Florida Power & Light Co. (FPL) said it will replace two aging natural gas-fired generation plants with a solar-powered battery system that the utility claims will be the world’s largest — four times the capacity of the current largest solar-powered system.

FPL, which has been shifting from coal and oil to natural gas and solar for nearly two decades, said last week the Manatee Energy Storage Center will have 409 MW of capacity, the equivalent of about 100 million iPhone batteries. The facility is scheduled to begin operations in late 2021 and would be charged by an existing FPL solar power plant in Manatee County, FL.

The utility, a subsidiary of NextEra Energy Inc., said by deploying energy from the batteries when there is higher demand for electricity, it would offset the need to run more costly and polluting power plants, reducing emissions and saving customers money through avoided fuel costs.

FPL officials emphasized that the Manatee facility is part of “an innovative modernization plan” to accelerate the retirement of two, 1970s-era gas generating units at its neighboring power plant, and “replace them with clean and renewable energy.”
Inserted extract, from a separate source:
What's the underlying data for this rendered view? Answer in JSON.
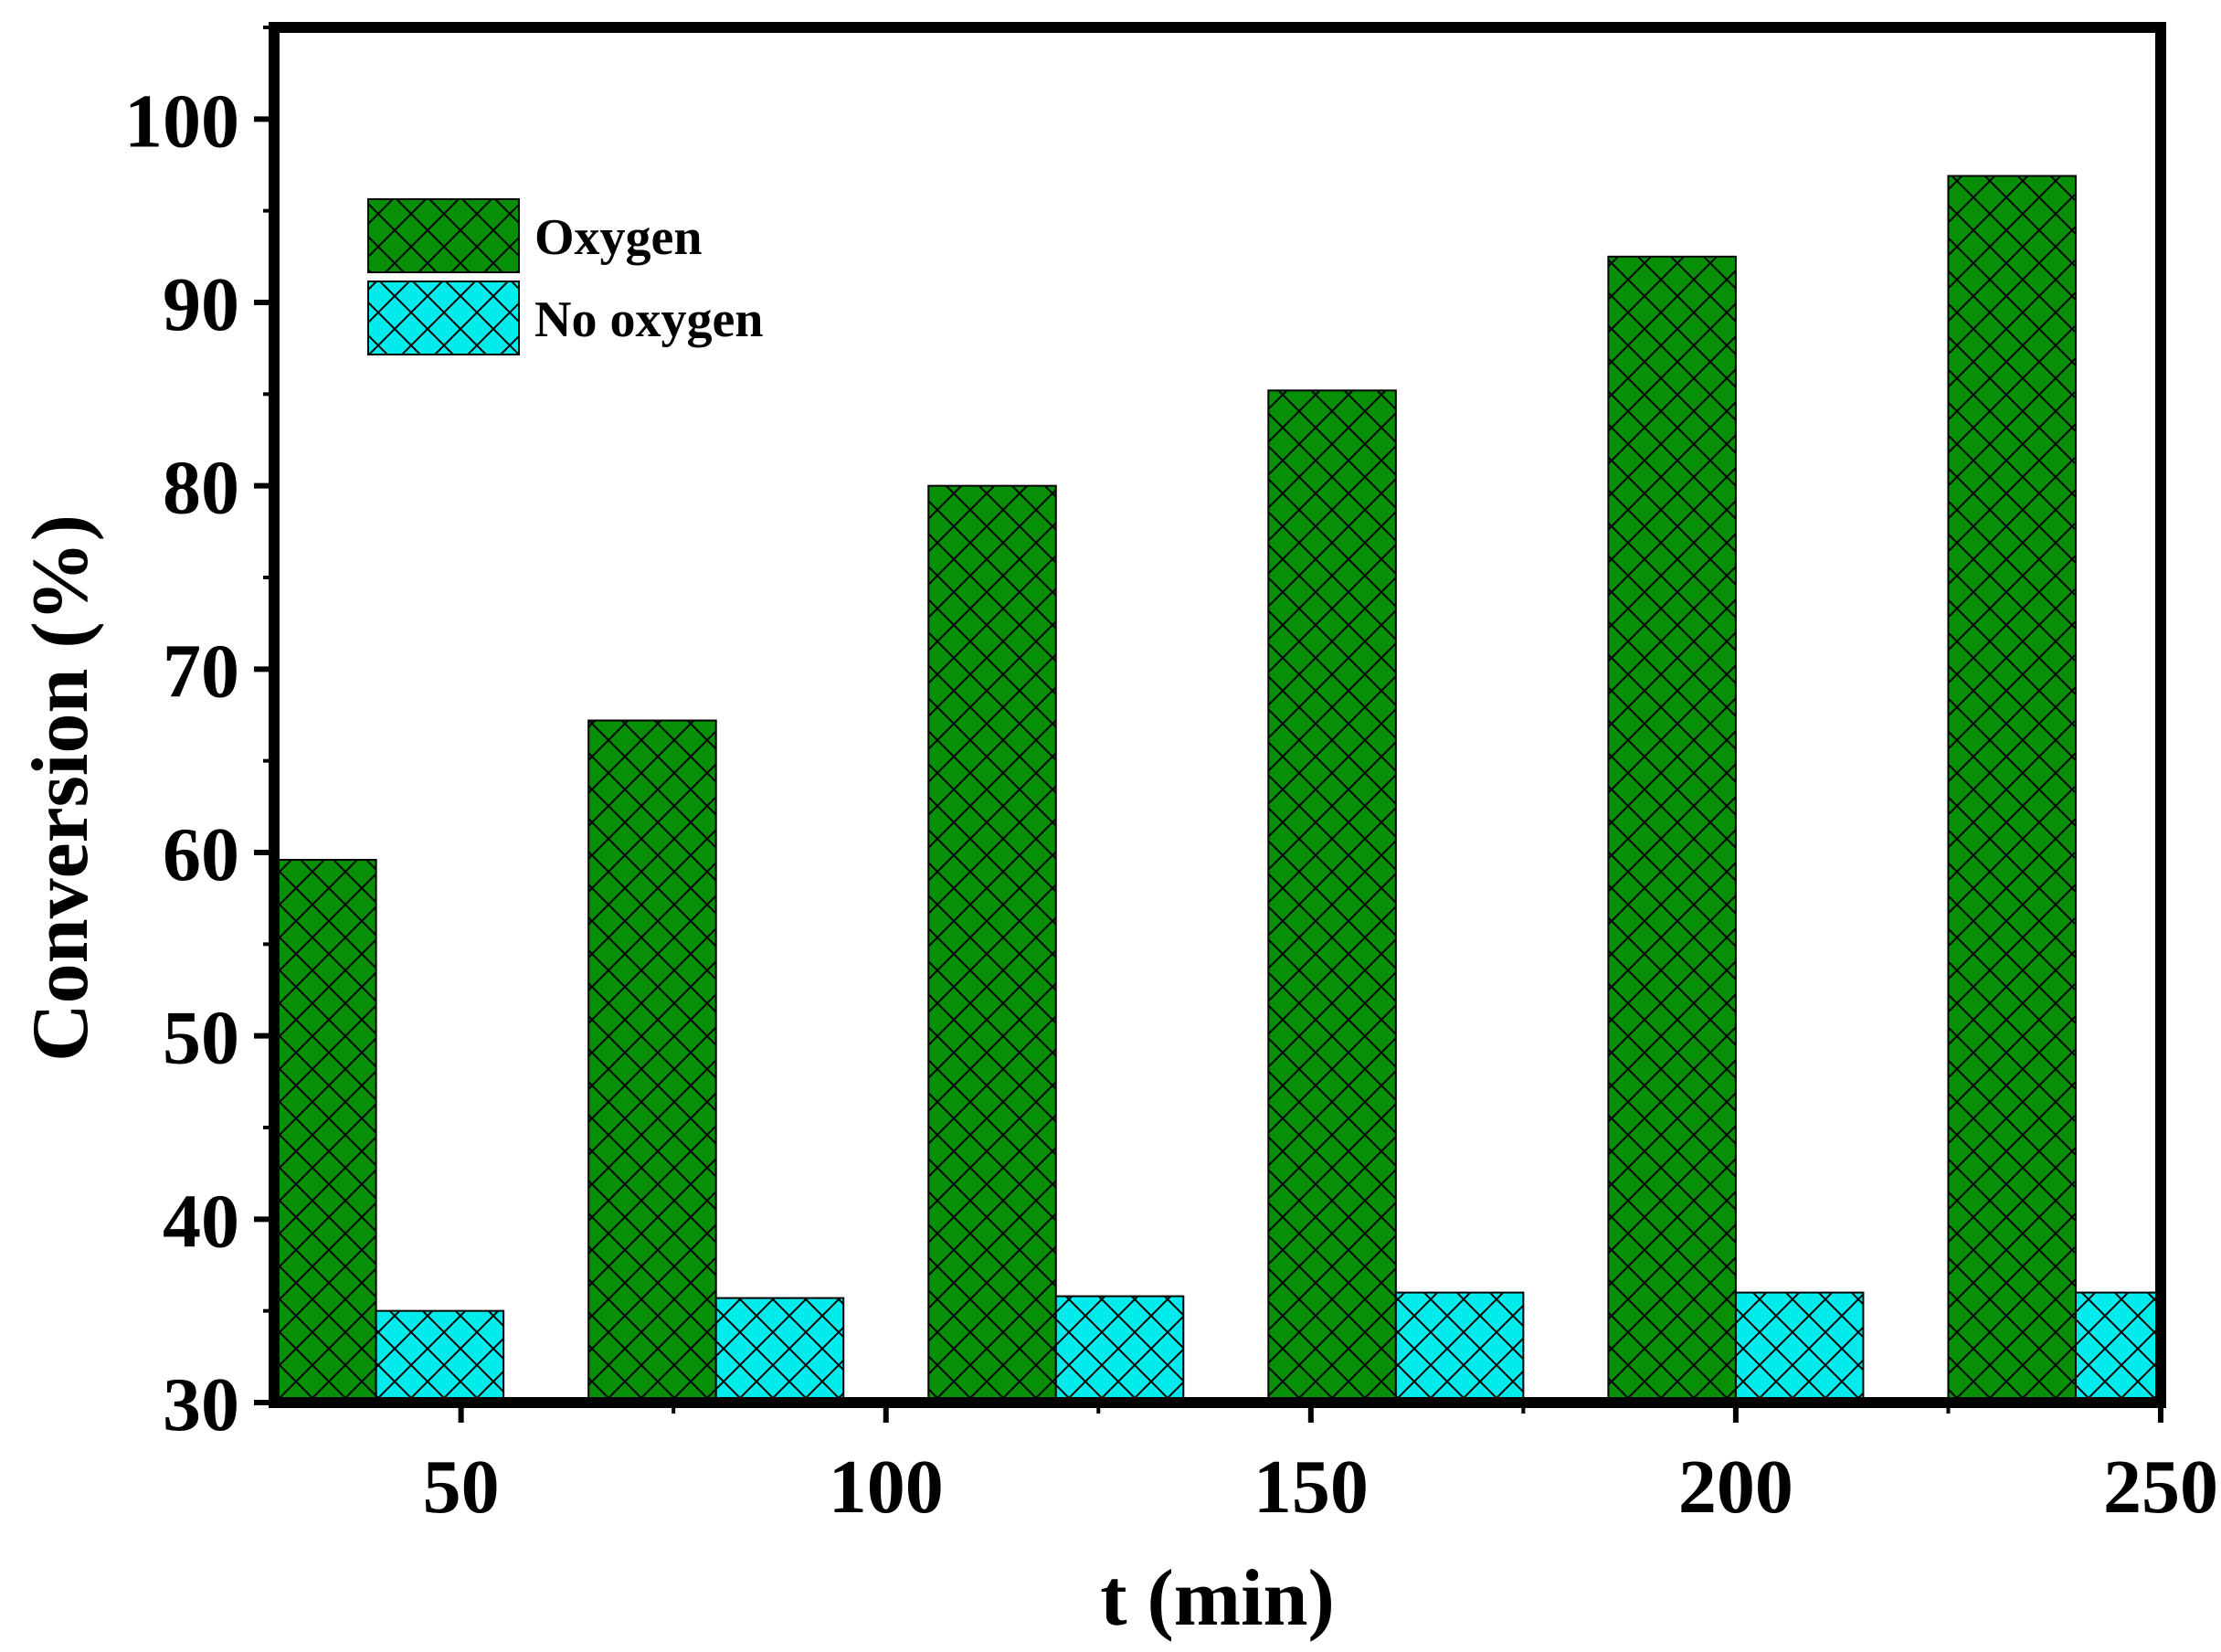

Beyond Manatee County, FPL is also planning smaller battery installations across the state in conjunction with numerous solar power plants and efficiency upgrades to existing combustion turbines at other power plants to replace the 1,638 MW of generating capacity. The effort is expected to save customers more than $100 million and eliminate more than 1 million tons of carbon dioxide (CO2) emissions, FPL said.

Since 2001, the utility estimates that it has saved customers nearly $10 billion while eliminating more than 130 million tons of CO2 emissions. Part of the modernization program has involved replacing oil-burning plants with highly efficient energy centers that run on natural gas.

“Now, as the price of battery and solar technology continues to decline and FPL has learned how to optimize the technology to best serve customers, the company is taking an innovative approach to modernizing its fleet [again] and tearing down two aging gas-fired units that have dotted the Parrish skyline for nearly 50 years,” an FPL spokesperson said.

The utility shut down two coal plants in Jacksonville in 2016 and 2018, respectively, collectively preventing nearly 7 million tons of CO2 emissions annually while saving customers tens of millions of dollars in fuel and operating costs.

According to a 10-year plan filed last year with the Florida Public Service Commission, FPL had 45 generating units at the end of 2017. Of those, 16 were combined-cycle units, nine were simple-cycle combustion turbines and five were photovoltaic facilities. FPL also had four nuclear units, four combustion gas turbines, four fossil steam units and three coal units at the end of 2017.